On the James' Kearney farm, Ambrose Samuel, born into slavery, was at the age of eighteen still laboring as the family servant in a practical state of slavery, in 1875, ten years after emancipation. "He was still illiterate. He received no education," Stiles says.
"Meanwhile, Perry Samuel, who was a mixed-race child (probably fathered by Reuben Samuel, the James brothers' stepfather, or by Frank or Jesse James), was working at age eleven and was listed in the census as a servant. He was, again, being raised in a practical extension of slavery.
"This is the family's and Jesse James' view of racial relations in society.
"That's the sort of thing we've forgotten," Stiles says. "Even some very well-researched books about Jesse James will maybe mention the fact the family had slaves and then skips right over it. I devote an entire chapter to finding out who they were, trying to re-create their lives to the extent that we can and then asking the question how did this affect them and their view of the world. It's central to everything.

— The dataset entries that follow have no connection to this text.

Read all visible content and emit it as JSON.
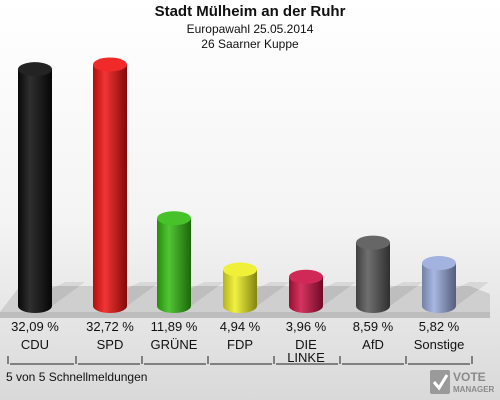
{
  "title": "Stadt Mülheim an der Ruhr",
  "subtitle_lines": [
    "Europawahl 25.05.2014",
    "26 Saarner Kuppe"
  ],
  "footer": "5 von 5 Schnellmeldungen",
  "logo": {
    "line1": "VOTE",
    "line2": "MANAGER"
  },
  "chart_data": {
    "type": "bar",
    "style": "3d-cylinder",
    "categories": [
      "CDU",
      "SPD",
      "GRÜNE",
      "FDP",
      "DIE LINKE",
      "AfD",
      "Sonstige"
    ],
    "category_lines": [
      [
        "CDU"
      ],
      [
        "SPD"
      ],
      [
        "GRÜNE"
      ],
      [
        "FDP"
      ],
      [
        "DIE",
        "LINKE"
      ],
      [
        "AfD"
      ],
      [
        "Sonstige"
      ]
    ],
    "values": [
      32.09,
      32.72,
      11.89,
      4.94,
      3.96,
      8.59,
      5.82
    ],
    "value_labels": [
      "32,09 %",
      "32,72 %",
      "11,89 %",
      "4,94 %",
      "3,96 %",
      "8,59 %",
      "5,82 %"
    ],
    "colors": [
      "#0a0a0a",
      "#ee1111",
      "#33bb11",
      "#eeee22",
      "#cc1144",
      "#555555",
      "#99aadd"
    ],
    "grid": false,
    "legend": "none"
  }
}
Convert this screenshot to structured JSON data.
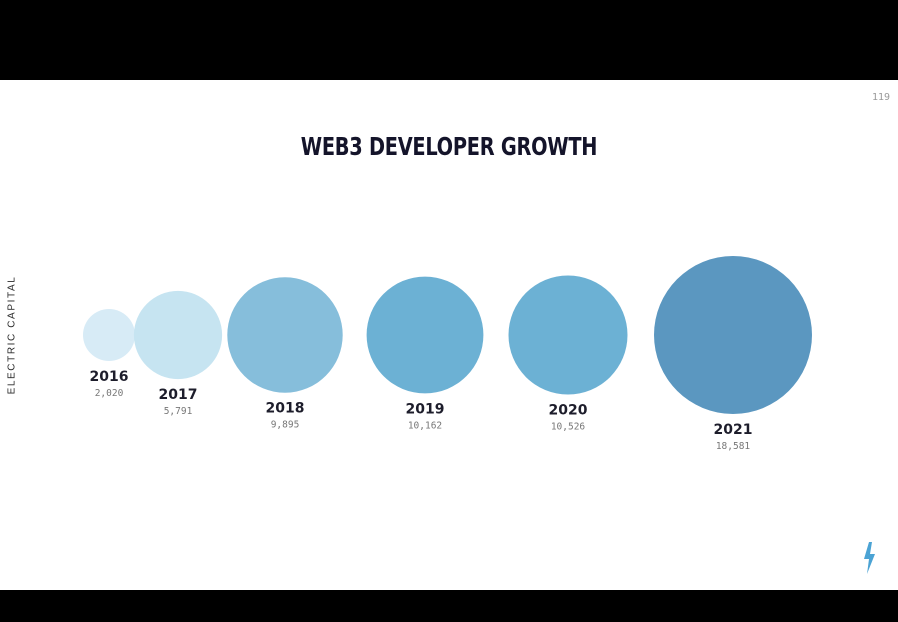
{
  "slide": {
    "page_number": "119",
    "title": "WEB3 DEVELOPER GROWTH",
    "brand": "ELECTRIC CAPITAL"
  },
  "colors": {
    "background": "#ffffff",
    "letterbox": "#000000",
    "title": "#14142a",
    "logo": "#4ba3d4"
  },
  "icons": {
    "logo": "lightning-bolt-icon"
  },
  "chart_data": {
    "type": "bubble",
    "title": "WEB3 DEVELOPER GROWTH",
    "categories": [
      "2016",
      "2017",
      "2018",
      "2019",
      "2020",
      "2021"
    ],
    "values": [
      2020,
      5791,
      9895,
      10162,
      10526,
      18581
    ],
    "value_labels": [
      "2,020",
      "5,791",
      "9,895",
      "10,162",
      "10,526",
      "18,581"
    ],
    "colors": [
      "#d7ebf6",
      "#c6e4f1",
      "#86bedb",
      "#6cb1d4",
      "#6cb1d4",
      "#5b97c0"
    ]
  }
}
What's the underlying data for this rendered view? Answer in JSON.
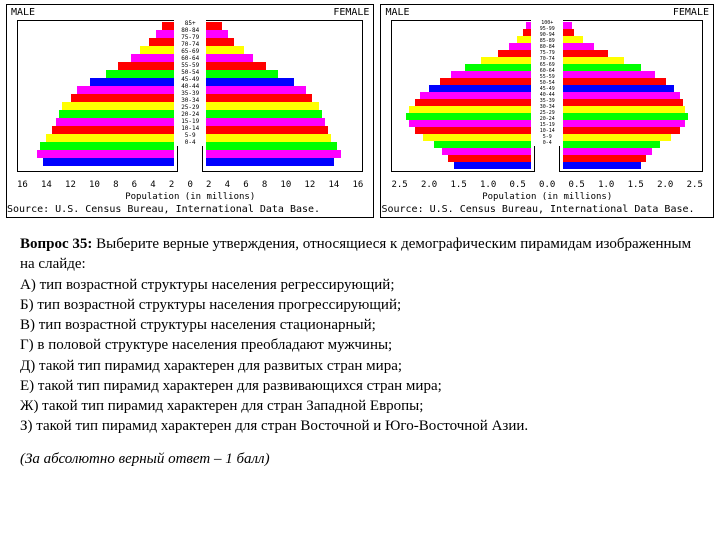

"But of course slavery is an uncomfortable question because everybody, even people who romanticize the Confederacy, accept that slavery is wrong. So it's an embarrassment to people. It's much more enjoyable to think of the Civil War as a battle between two sides that are both noble and both brave and both right.
"It's not that there wasn't a lot of bravery and honor on both sides, but the cause is very stark.
"That's the battle that Jesse James waged."
And he succeeded. By the time of James' death in 1882, Missouri, which was a Union state before the war, had become a state run by Southern, or Confederate, Democrats. The pro-Reconstruction Republicans had been removed from office.
Outside his home in St. Joseph, after the news came that the man killed in the house on the corner of Thirteenth and Lafayette was the outlaw Jesse James, a shout went up from the crowd.